By
W. T. Whitney Jr.
Beginning on February 7, Haitians have
been in the streets protesting against corruption, high prices, shortages,
inflation, and power outages. Demonstrators are demanding that President
Jovenel Moïse, in power since January 2017, resign. Moïse blames the
disturbances on “armed groups and drug traffickers” and is calling for
negotiation.
Facing police brutality, masses of
Haitians have blocked roads, stoned officials, burned vehicles, and ransacked
stores; nine are dead and over 100 wounded. Food and drinkable water are
scarce. The United States withdrew
non-emergency diplomatic representatives and issued travel warnings. The Trump
administration indicated humanitarian aid may be on the way.

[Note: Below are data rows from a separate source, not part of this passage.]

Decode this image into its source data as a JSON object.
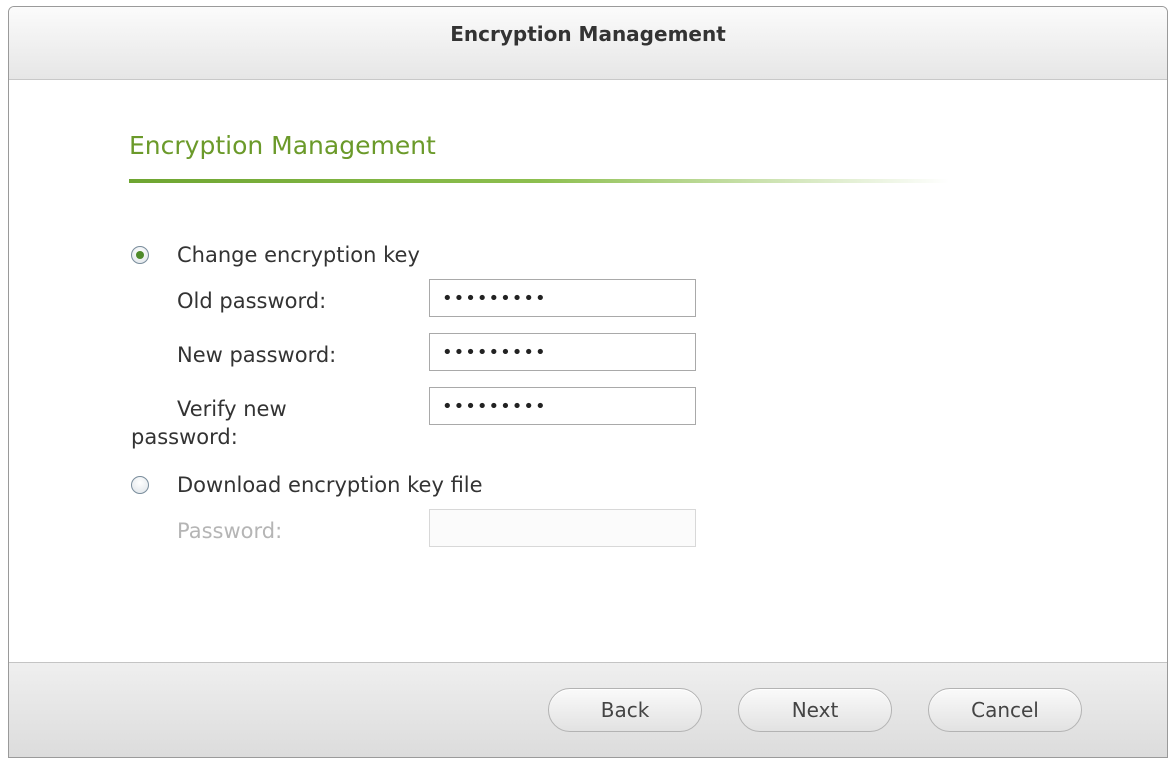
{
  "dialog": {
    "title": "Encryption Management",
    "section_title": "Encryption Management",
    "accent_color": "#6b9a2a"
  },
  "options": {
    "change_key": {
      "label": "Change encryption key",
      "selected": true
    },
    "download_key": {
      "label": "Download encryption key file",
      "selected": false
    }
  },
  "fields": {
    "old_password": {
      "label": "Old password:",
      "value": "•••••••••"
    },
    "new_password": {
      "label": "New password:",
      "value": "•••••••••"
    },
    "verify_password": {
      "label_line1": "Verify new",
      "label_line2": "password:",
      "value": "•••••••••"
    },
    "download_password": {
      "label": "Password:",
      "value": "",
      "disabled": true
    }
  },
  "buttons": {
    "back": "Back",
    "next": "Next",
    "cancel": "Cancel"
  }
}
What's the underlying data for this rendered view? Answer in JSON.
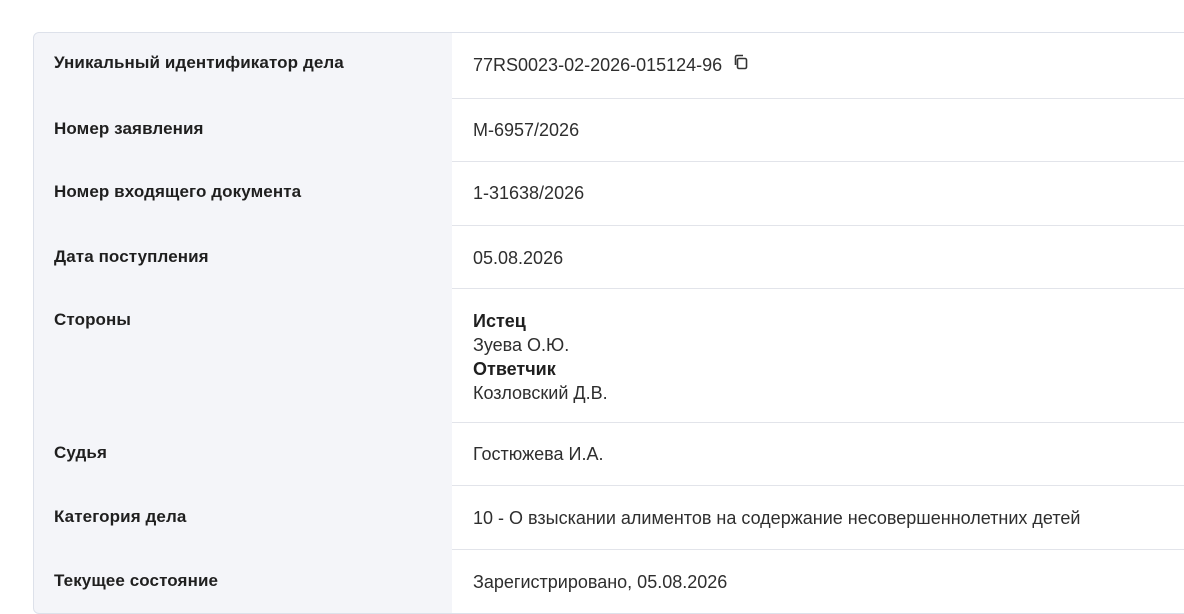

Haitians protested massively in
October 2018 after the highly indebted government raised gasoline prices. It
was complying with instructions from the International Monetary Fund in order
to obtain low-interest loans. The protests forced a reversal of the price hike
and continued.
Currently the Haitian people’s main
complaint is corruption arising out of a 2006 oil deal with Venezuela. Haiti,
led by President René Préval, was one of 17 countries joining Venezuela’s
Petrocaribe project. The agreement called for Haiti to pay for 60 percent of
the oil within 90 days and the remainder after 25 years at 1 percent interest.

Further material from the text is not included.